7:50 AM...two birds hollering along a dry ridge in a swamp slam full of water. Standing on the bank of the main creek; now turned small river. I know this stretch of water well and know there is no place within 600 yards that isn't over my head at normal water level, much less after this past week.
Knowing also that the wife is expecting a baby and due any minute, this is likely my last hunt of the season. I drop my satchel of calls and "stuff". Pull out the slate that I would reach for if my life depended on it and my mouth calls. Put the cell phone in the ziploc my sandwich was in and put it under my hat, held the 870 over my head and waded on in. Made the swim and hustled to a big water oak.
I called, they responded. They called, I responded. We went at it up until 9:30 when they gobbled their heads off headed up the ridge and into a cutover across the property line. Twice I watched them strut in to 50 yards but they just would not come past a blowdown I needed them to. I probably should have slipped up 15 yards but of course the view is always much clearer out the rearview mirror.

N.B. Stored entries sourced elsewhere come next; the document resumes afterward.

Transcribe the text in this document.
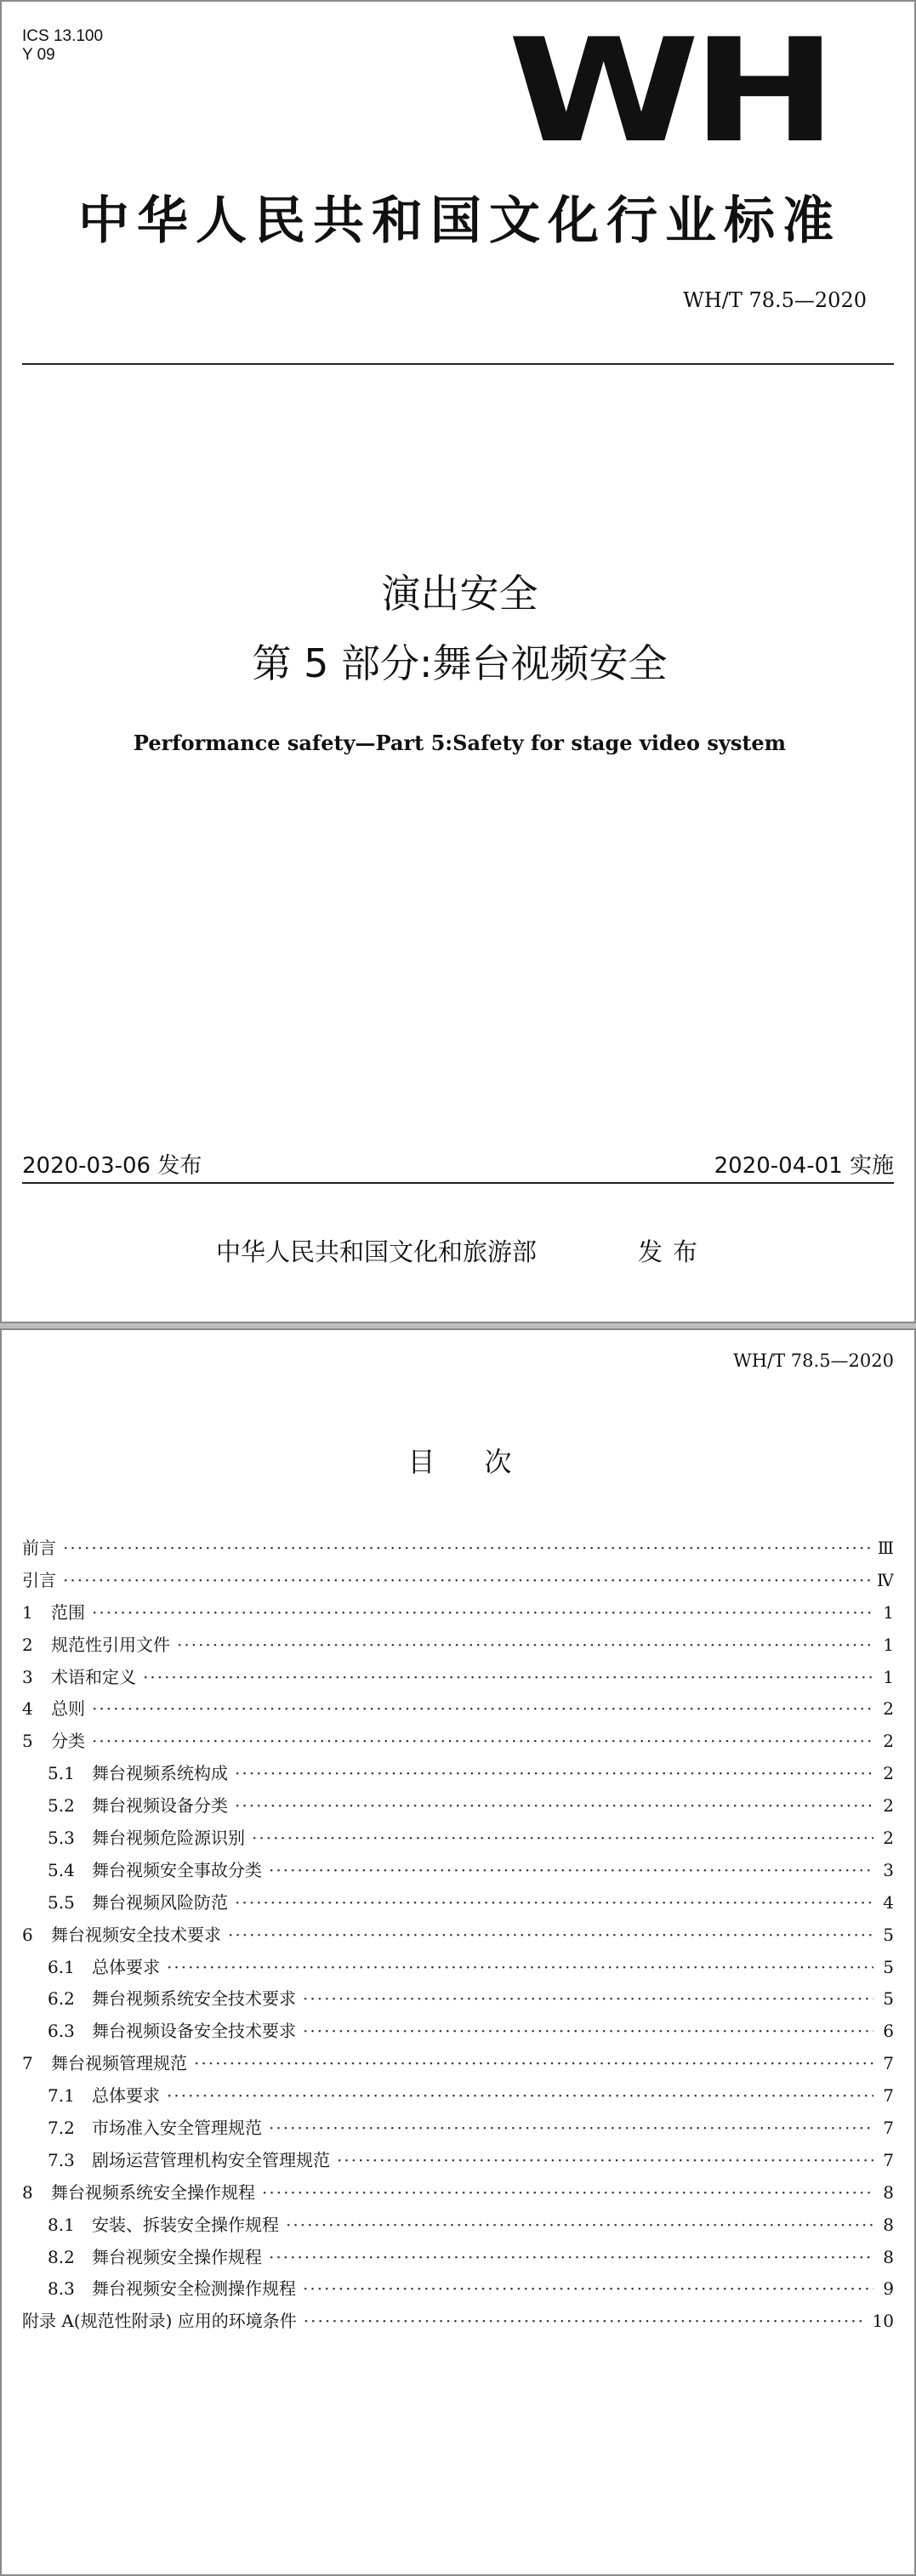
ICS 13.100
Y 09	WH
中华人民共和国文化行业标准
WH/T 78.5—2020
演出安全
第 5 部分:舞台视频安全
Performance safety—Part 5:Safety for stage video system
2020-03-06 发布	2020-04-01 实施
中华人民共和国文化和旅游部	发布
WH/T 78.5—2020
目次
前言 ·····	Ⅲ
引言 ·····	Ⅳ
1	范围 ·····	1
2	规范性引用文件 ·····	1
3	术语和定义 ·····	1
4	总则 ·····	2
5	分类 ·····	2
5.1	舞台视频系统构成 ·····	2
5.2	舞台视频设备分类 ·····	2
5.3	舞台视频危险源识别 ·····	2
5.4	舞台视频安全事故分类 ·····	3
5.5	舞台视频风险防范 ·····	4
6	舞台视频安全技术要求 ·····	5
6.1	总体要求 ·····	5
6.2	舞台视频系统安全技术要求 ·····	5
6.3	舞台视频设备安全技术要求 ·····	6
7	舞台视频管理规范 ·····	7
7.1	总体要求 ·····	7
7.2	市场准入安全管理规范 ·····	7
7.3	剧场运营管理机构安全管理规范 ·····	7
8	舞台视频系统安全操作规程 ·····	8
8.1	安装、拆装安全操作规程 ·····	8
8.2	舞台视频安全操作规程 ·····	8
8.3	舞台视频安全检测操作规程 ·····	9
附录 A(规范性附录) 应用的环境条件 ·····	10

Might I add, the swim back sucked much more than the swim across...mostly due to the fact that I didn't have to make multiple trips to get my bird and gun across.
In case you were wondering, swimming a blackwater creek the first weekend in April isn't for sissies...hopefully all my "equipment" will return from wherever it drew up to in a couple days.
did you kill something? You said that you had to get your bird across.
He said the trip was worse cause he didn't have tto make multiple trips to get gun and then bird. But congrats on the boy!
“… duckhunting stands alone as an outdoor discipline. It has a tang and spirit shared by no other sport—a philosophy compounded of sleet, the winnow of unseen wings, and the reeks of marsh mud and wet wool. No other sport has so many theories, legends, casehardened disciples and treasured memories.”
--John Madson, The Mallard, 1960
"Never trust a duck hunter who cares more about his success than his dog's."